According to Gaetan, Zenari has described his calling in a way that he thinks typifies Vatican diplomats: “At times, I feel like I am dressed like a simple soldier in military fatigues uniform…using the weapons of charity and truth,” Gaetan said, quoting the ambassador. “I feel that I take orders from the Commander in Chief, Jesus Christ, and his lieutenant, the pope.”

Pope Francis gestures during the weekly general audience at the Paul VI Hall at the Vatican, March 23, 2022. (Credit: YARA NARDI / REUTERS)Pope Francis gestures during the weekly general audience at the Paul VI Hall at the Vatican, March 23, 2022. (Credit: YARA NARDI / REUTERS)

How do you think Catholics should balance being politically and biblically correct? 

“There are moral precepts that apply to both individual behavior and what the Church considers to be the right behavior for countries,” he said. “People should not engage in revenge. For example, It’s a sin. Nor should people indulge in envy, especially of a neighbor. Rather, one must love one’s neighbor—that’s perhaps the most challenging rule in the Bible, which also applies to your neighborhood and your activities in any political or policy contest.” 

He added that “the Church tries to remain impartial in the face of conflict, and with regard to politics, tries not to take a partisan side. However, laypeople are encouraged to engage in politics, to be involved, and to follow her or his conscience, meaning that moral positions matter and should guide political behavior.
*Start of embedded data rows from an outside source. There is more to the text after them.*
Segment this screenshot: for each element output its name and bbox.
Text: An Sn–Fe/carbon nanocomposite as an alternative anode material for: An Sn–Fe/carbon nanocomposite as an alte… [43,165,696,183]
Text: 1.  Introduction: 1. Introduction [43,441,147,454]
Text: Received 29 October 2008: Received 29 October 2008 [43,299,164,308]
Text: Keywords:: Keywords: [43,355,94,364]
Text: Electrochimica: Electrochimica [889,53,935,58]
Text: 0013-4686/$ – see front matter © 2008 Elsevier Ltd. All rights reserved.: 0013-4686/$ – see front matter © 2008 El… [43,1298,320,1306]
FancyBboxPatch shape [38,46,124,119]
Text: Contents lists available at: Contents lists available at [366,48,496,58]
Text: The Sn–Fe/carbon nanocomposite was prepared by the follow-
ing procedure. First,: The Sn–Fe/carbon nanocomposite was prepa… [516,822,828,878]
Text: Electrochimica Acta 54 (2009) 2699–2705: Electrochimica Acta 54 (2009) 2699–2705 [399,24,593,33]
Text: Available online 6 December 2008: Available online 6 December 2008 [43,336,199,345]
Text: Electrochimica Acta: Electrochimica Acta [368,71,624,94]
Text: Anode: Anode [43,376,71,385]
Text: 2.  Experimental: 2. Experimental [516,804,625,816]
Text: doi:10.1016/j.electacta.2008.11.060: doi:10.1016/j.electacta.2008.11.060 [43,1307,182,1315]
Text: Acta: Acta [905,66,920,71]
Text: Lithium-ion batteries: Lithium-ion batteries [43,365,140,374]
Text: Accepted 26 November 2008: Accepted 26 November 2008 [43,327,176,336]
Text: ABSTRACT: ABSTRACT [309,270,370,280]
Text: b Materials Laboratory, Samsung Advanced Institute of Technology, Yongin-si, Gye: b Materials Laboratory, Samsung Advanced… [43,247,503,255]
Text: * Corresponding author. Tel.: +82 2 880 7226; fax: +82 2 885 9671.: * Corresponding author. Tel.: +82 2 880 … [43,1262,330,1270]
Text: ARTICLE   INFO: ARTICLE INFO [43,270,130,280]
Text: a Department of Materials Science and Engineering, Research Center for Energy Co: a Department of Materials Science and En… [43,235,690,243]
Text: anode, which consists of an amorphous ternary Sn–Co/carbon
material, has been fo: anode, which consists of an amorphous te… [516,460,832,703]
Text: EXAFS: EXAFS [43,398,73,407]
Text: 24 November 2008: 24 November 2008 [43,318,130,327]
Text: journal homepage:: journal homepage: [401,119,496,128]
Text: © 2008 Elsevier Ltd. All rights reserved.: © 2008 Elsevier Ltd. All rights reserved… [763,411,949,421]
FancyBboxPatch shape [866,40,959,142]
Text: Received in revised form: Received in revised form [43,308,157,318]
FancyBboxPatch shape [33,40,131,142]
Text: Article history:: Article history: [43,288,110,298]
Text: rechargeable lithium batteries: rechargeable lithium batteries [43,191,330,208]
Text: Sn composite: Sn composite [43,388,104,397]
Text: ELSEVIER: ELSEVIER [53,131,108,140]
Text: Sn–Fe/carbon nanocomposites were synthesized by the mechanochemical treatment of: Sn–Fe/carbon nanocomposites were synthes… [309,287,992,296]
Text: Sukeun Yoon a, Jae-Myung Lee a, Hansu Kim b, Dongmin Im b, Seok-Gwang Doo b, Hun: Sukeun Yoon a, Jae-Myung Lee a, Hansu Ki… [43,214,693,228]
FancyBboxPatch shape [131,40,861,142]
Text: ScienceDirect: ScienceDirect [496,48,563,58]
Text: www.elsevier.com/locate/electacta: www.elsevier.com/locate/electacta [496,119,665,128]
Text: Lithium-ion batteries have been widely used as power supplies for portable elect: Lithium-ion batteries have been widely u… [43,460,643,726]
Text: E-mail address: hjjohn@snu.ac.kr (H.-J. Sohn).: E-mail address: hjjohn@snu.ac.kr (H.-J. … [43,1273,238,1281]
“Just as the Catholic Church is a fountain of spiritual wisdom and direction on matters of the divine,” he continued, “it benefits from thousands of years of experience in worldly things, including international relations.”

He noted that historically the Catholic Church has often played a role as mediator between countries at odds with each other, and the principles used in those negotiations can be applied by anyone.

“For example, when settling a dispute, avoid creating winners versus losers by finding solutions that balance gains,” Gaetan said. “And pursue dialogue with everyone, even with people you assume you won’t agree with or think you have little in common with.”

Any final thoughts?

“When I look back on Pope Francis’ pontificate, I think a clear early moment signaling his approach to diplomacy came in May 2014. He invited the then Israeli President Simon Peres and Palestinian President Mahmoud Abbas to the Vatican together with Ecumenical Patriarch Bartholomew, leader of the Orthodox Church of Constantinople.”

Gaetan said the event epitomized three themes.

First, the pope believes personal encounter is the key to unlocking geo-strategic problems. 

Two, from dialogue a wider understanding can grow.

“Part of the reason why encounter can lead to solutions is that we are all human beings made in God’s image: We share more than divides us—that’s the second fundamental belief that Francis is operationalizing,” Gaetan said. 

Third, religious leaders should collaborate to bring moral authority into the picture more often.

“The alternative is hiving off religion into separate, privatized space,” Gaetan concluded.